The world’s vast undersea energy infrastructure—oil and gas platforms, wellheads, pipelines and pumps—is now vulnerable to attack by cheap submarines and unmanned vehicles.
Nearly 60 years ago the classic television documentary series “Victory at Sea” first recounted the U.S. Navy’s exploits during World War II. Several episodes highlighted the Battle of the Atlantic against German submarines that were waging guerrilla war at sea. Their objective: destroy allied cargo ships providing an economic lifeline from America to Britain.
The German submarines pursued a form of warfare known as commerce raiding, attacking the enemy’s economic assets at sea. The U.S., British and Canadian navies won the Battle of the Atlantic, thanks to their use of convoys and exploitation of advances in antisubmarine warfare technology and tactics—but only after suffering horrendous losses in blood and treasure.

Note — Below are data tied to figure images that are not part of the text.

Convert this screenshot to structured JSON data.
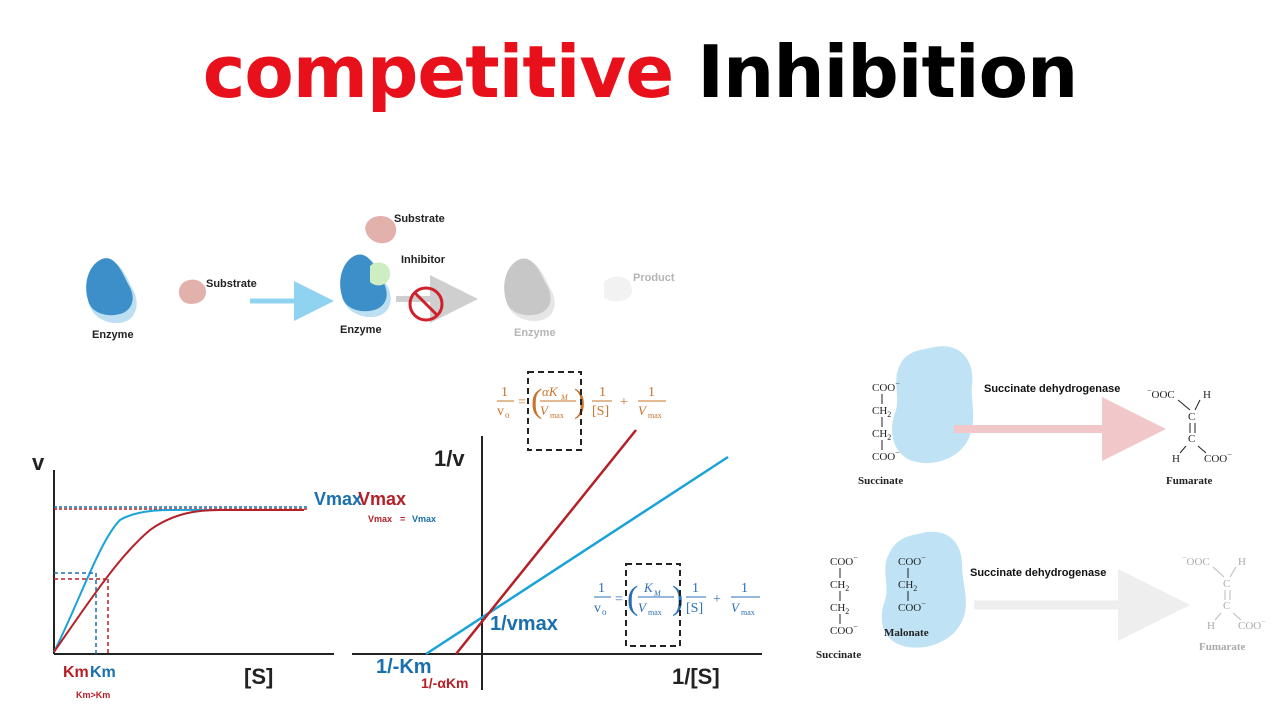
{
  "title": {
    "part1": "competitive",
    "part2": "Inhibition"
  },
  "mechanism": {
    "enzyme1": "Enzyme",
    "substrate1": "Substrate",
    "substrate2": "Substrate",
    "inhibitor": "Inhibitor",
    "enzyme2": "Enzyme",
    "enzyme3": "Enzyme",
    "product": "Product"
  },
  "mm_plot": {
    "y_label": "v",
    "x_label": "[S]",
    "vmax_blue": "Vmax",
    "vmax_red": "Vmax",
    "vmax_eq_left": "Vmax",
    "vmax_eq_sign": "=",
    "vmax_eq_right": "Vmax",
    "km_red": "Km",
    "km_blue": "Km",
    "km_compare": "Km>Km"
  },
  "lb_plot": {
    "y_label": "1/v",
    "x_label": "1/[S]",
    "y_intercept": "1/vmax",
    "x_int_blue": "1/-Km",
    "x_int_red": "1/-αKm",
    "eq_inhibited": "1/vo = (αKM/Vmax) 1/[S] + 1/Vmax",
    "eq_normal": "1/vo = (KM/Vmax) 1/[S] + 1/Vmax"
  },
  "succinate_panel": {
    "enzyme_label_top": "Succinate dehydrogenase",
    "enzyme_label_bottom": "Succinate dehydrogenase",
    "succinate_top": "Succinate",
    "fumarate_top": "Fumarate",
    "succinate_bottom": "Succinate",
    "malonate": "Malonate",
    "fumarate_bottom": "Fumarate"
  },
  "colors": {
    "title_red": "#e8101a",
    "blue": "#1aa3d8",
    "red": "#b52027",
    "orange": "#c8742a"
  }
}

At war’s end, the United States emerged as far and away the world’s predominant naval power. Since then the U.S. commitment to providing unfettered access to the world’s seas to all nations has enabled an era of economic globalization and growth.
Memories of a time when access to the seas was not guaranteed have faded. Yet much has changed in the past 60 years. Two developments in particular suggest a growing need for the United States and other peaceful nations to begin thinking anew about how to defend their maritime commerce, albeit under very different circumstances.
The first development is the emergence of an undersea economy. Two years after World War II, in 1947, the first offshore discovery of oil out of sight of land occurred in the Gulf of Mexico. Today nearly 30% of U.S. oil production and 15% of gas production is produced from wells on the Outer Continental Shelf. Globally, some 30% of the world’s oil output comes from offshore production.
An enormous amount of capital investment has gone into creating this undersea energy infrastructure. This includes the oil platforms that drill, extract and temporarily store oil and gas, as well as the oil and gas wellheads, pipelines and pumps required to transfer the product from its undersea location to shore.
This vast infrastructure was built with the assumption that while it would have to weather natural disasters, it would not be a target in war. In military parlance, much of the infrastructure comprises “soft” targets that would not require much in the way of explosives to cause significant, and perhaps catastrophic, damage. Fortunately many of these targets have not been easy to reach—until now.